E quando Francis fez uma grande mudança, permitindo e até promovendo bênçãos sacerdotais para casais do mesmo sexo, ele foi aplaudido por liberais na Europa e na América do Norte. Mas uma enorme expressão de dissidência dos líderes da igreja na África, o lugar que muitos vêem como o futuro da fé, o forçaram a voltar a voltar.
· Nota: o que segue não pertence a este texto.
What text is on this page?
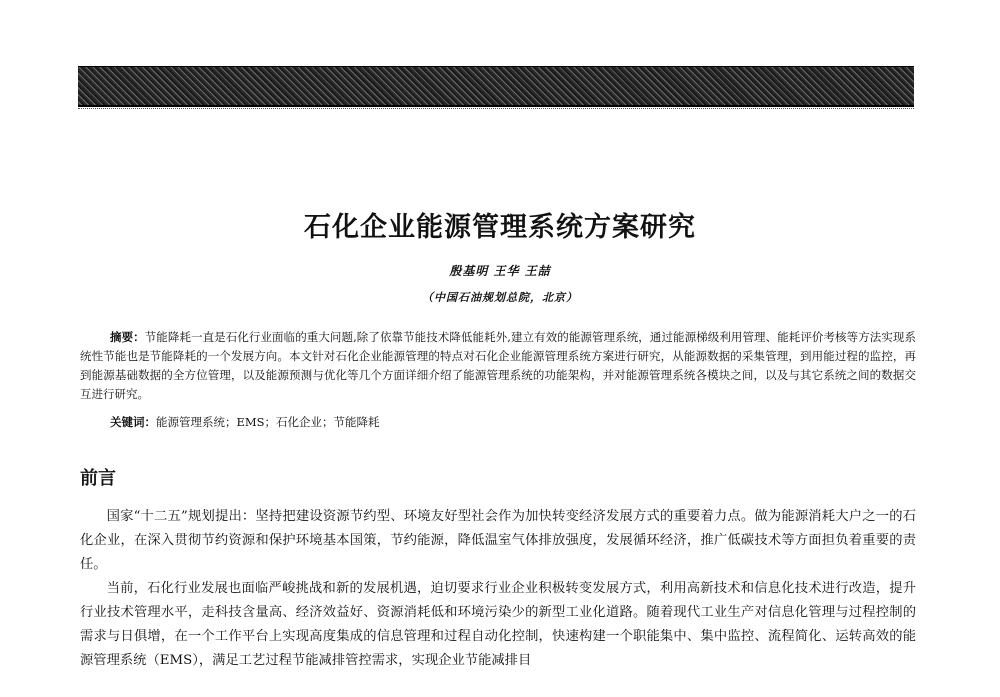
石化企业能源管理系统方案研究
殷基明 王华 王喆
（中国石油规划总院，北京）
摘要：节能降耗一直是石化行业面临的重大问题,除了依靠节能技术降低能耗外,建立有效的能源管理系统，通过能源梯级利用管理、能耗评价考核等方法实现系统性节能也是节能降耗的一个发展方向。本文针对石化企业能源管理的特点对石化企业能源管理系统方案进行研究，从能源数据的采集管理，到用能过程的监控，再到能源基础数据的全方位管理，以及能源预测与优化等几个方面详细介绍了能源管理系统的功能架构，并对能源管理系统各模块之间，以及与其它系统之间的数据交互进行研究。
关键词：能源管理系统；EMS；石化企业；节能降耗
前言

国家“十二五”规划提出：坚持把建设资源节约型、环境友好型社会作为加快转变经济发展方式的重要着力点。做为能源消耗大户之一的石化企业，在深入贯彻节约资源和保护环境基本国策，节约能源，降低温室气体排放强度，发展循环经济，推广低碳技术等方面担负着重要的责任。

当前，石化行业发展也面临严峻挑战和新的发展机遇，迫切要求行业企业积极转变发展方式，利用高新技术和信息化技术进行改造，提升行业技术管理水平，走科技含量高、经济效益好、资源消耗低和环境污染少的新型工业化道路。随着现代工业生产对信息化管理与过程控制的需求与日俱增，在一个工作平台上实现高度集成的信息管理和过程自动化控制，快速构建一个职能集中、集中监控、流程简化、运转高效的能源管理系统（EMS），满足工艺过程节能减排管控需求，实现企业节能减排目
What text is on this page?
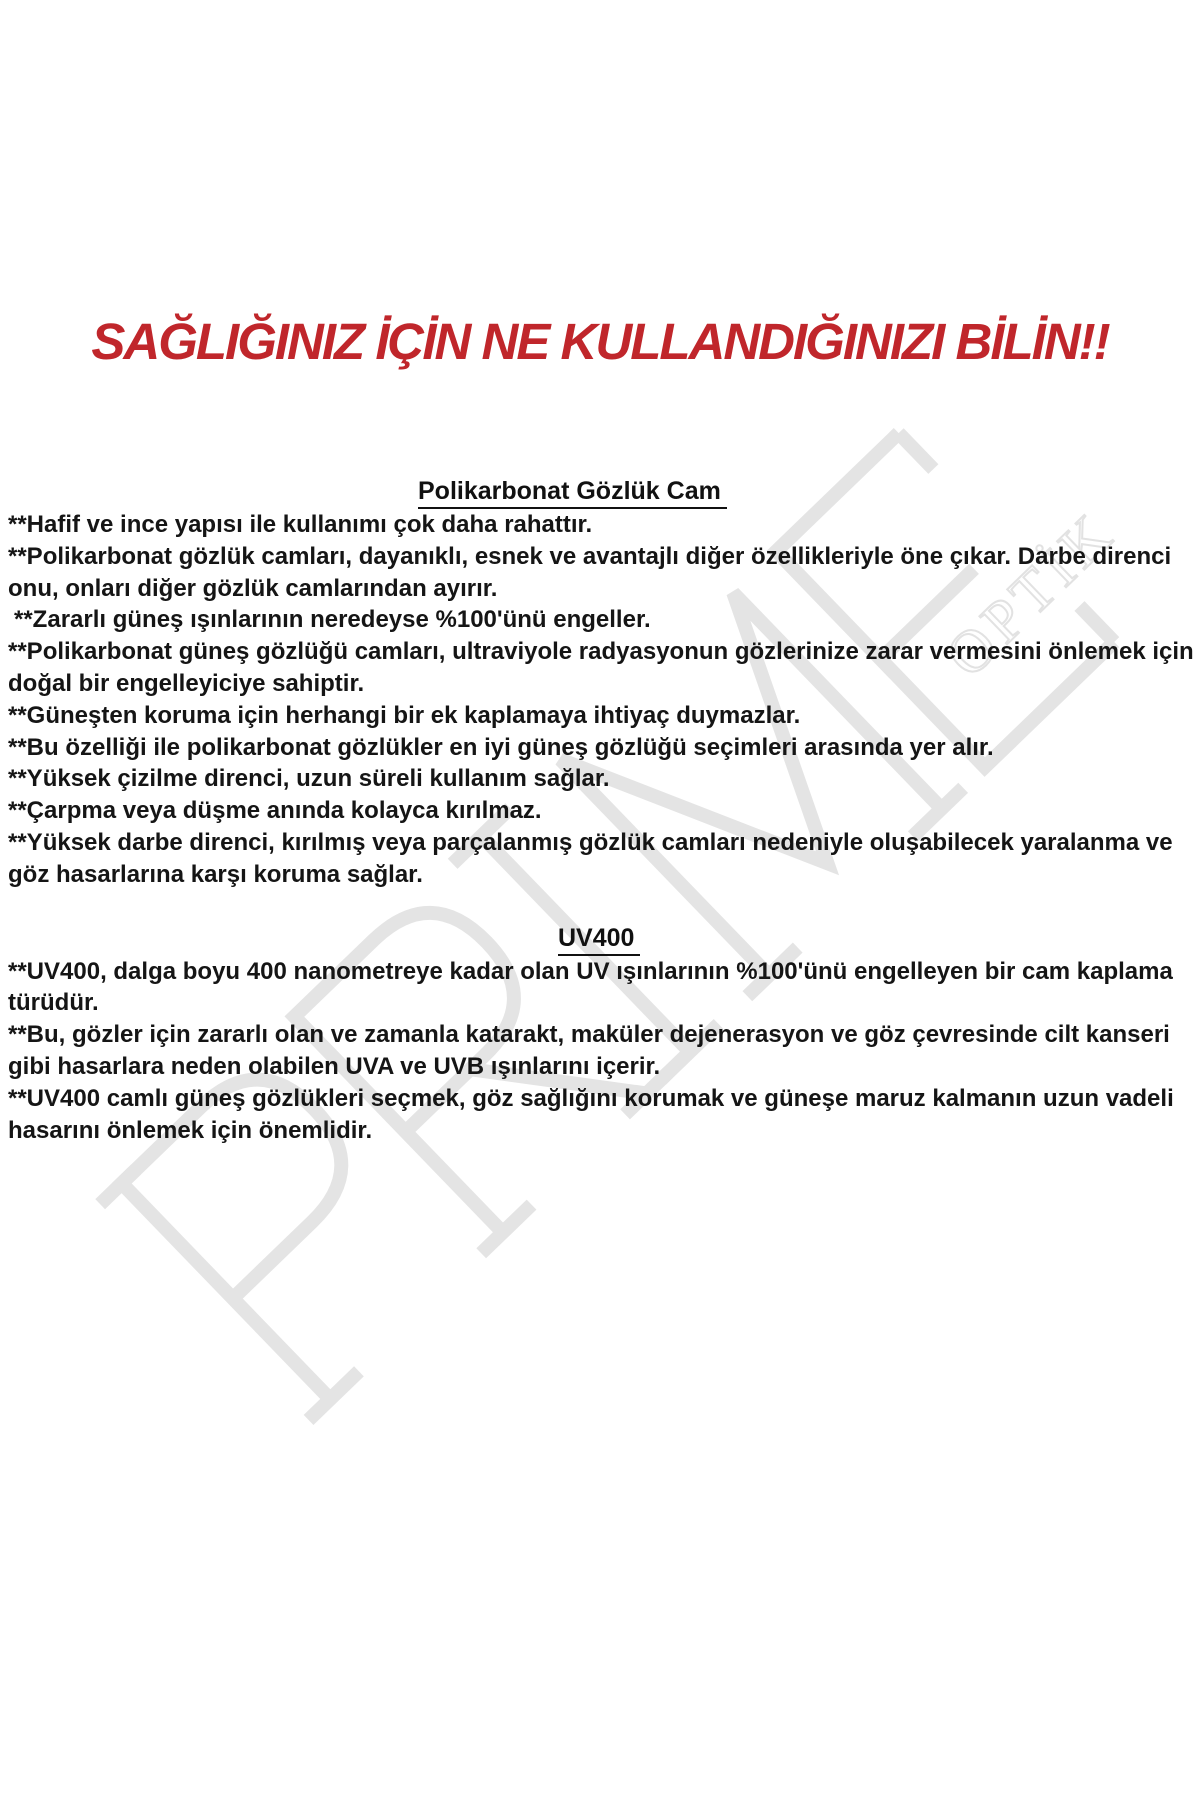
OPTİK
SAĞLIĞINIZ İÇİN NE KULLANDIĞINIZI BİLİN!!
Polikarbonat Gözlük Cam
**Hafif ve ince yapısı ile kullanımı çok daha rahattır.
**Polikarbonat gözlük camları, dayanıklı, esnek ve avantajlı diğer özellikleriyle öne çıkar. Darbe direnci onu, onları diğer gözlük camlarından ayırır.
**Zararlı güneş ışınlarının neredeyse %100'ünü engeller.
**Polikarbonat güneş gözlüğü camları, ultraviyole radyasyonun gözlerinize zarar vermesini önlemek için doğal bir engelleyiciye sahiptir.
**Güneşten koruma için herhangi bir ek kaplamaya ihtiyaç duymazlar.
**Bu özelliği ile polikarbonat gözlükler en iyi güneş gözlüğü seçimleri arasında yer alır.
**Yüksek çizilme direnci, uzun süreli kullanım sağlar.
**Çarpma veya düşme anında kolayca kırılmaz.
**Yüksek darbe direnci, kırılmış veya parçalanmış gözlük camları nedeniyle oluşabilecek yaralanma ve göz hasarlarına karşı koruma sağlar.
UV400
**UV400, dalga boyu 400 nanometreye kadar olan UV ışınlarının %100'ünü engelleyen bir cam kaplama türüdür.
**Bu, gözler için zararlı olan ve zamanla katarakt, maküler dejenerasyon ve göz çevresinde cilt kanseri gibi hasarlara neden olabilen UVA ve UVB ışınlarını içerir.
**UV400 camlı güneş gözlükleri seçmek, göz sağlığını korumak ve güneşe maruz kalmanın uzun vadeli hasarını önlemek için önemlidir.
Por uma questão de unidade, Francis isentou os africanos por um tempo não especificado para obter o programa, essencialmente permitindo que eles optem por não participar.

O padre Spadaro argumentou que a escuridão africana era “um gesto mais revolucionário” do que a verdadeira medida de bênçãos gays, “porque legitimou uma pluralidade pastoral”. Era o caminho de Francis, disse ele, de reconhecer a diversidade cultural e as diferenças, dentro de uma igreja unida.

O cardeal Müller, por outro lado, considerou a controvérsia, e os esforços de Francisco para fazer com que bispos e leigos se unam para tomar decisões, para serem distrações da verdadeira missão da Igreja de defender sua doutrina e revelar sua verdade ao mundo sem levar em conta os concursos de popularidade ou a política.

“Esta agenda com bênçãos de homossexuais e assim por diante, e as mulheres sacerdócios”, disse ele, “elas não são as grandes questões para a humanidade”.

Para outros cardeais que votarão no conclave, a unidade também importa, mas significa algo diferente.

Para o cardeal Lazarus, você Heung-sik, o sul-coreano que liderou o departamento do Vaticano encarregado do clero, a unidade “significa, para mim, abrir o coração”, disse ele. Ele disse que Francis “me ensinou que devo abrir meu coração para amar os outros”.

E depois de uma das reuniões da Assembléia Geral nesta semana, o cardeal Claudio Gugerotti, que serviu sob Francis como o prefeito do escritório para as igrejas do leste, disse que ainda era muito cedo para discutir questões reais. “Temos que decidir o que colocar sobre a mesa e discuti -la”, disse ele.

Para o cardeal Gugerotti, um italiano que às vezes é mencionado como um possível sucessor de Francisco, ou como rei no conclave, “a falta de unidade é sempre um desastre”.

Mas, ele disse, que “não significa que todo mundo tenha que dizer a mesma coisa”. Ele acrescentou: “Pode haver uma diferença. Não oposição, porque isso é destrutivo”.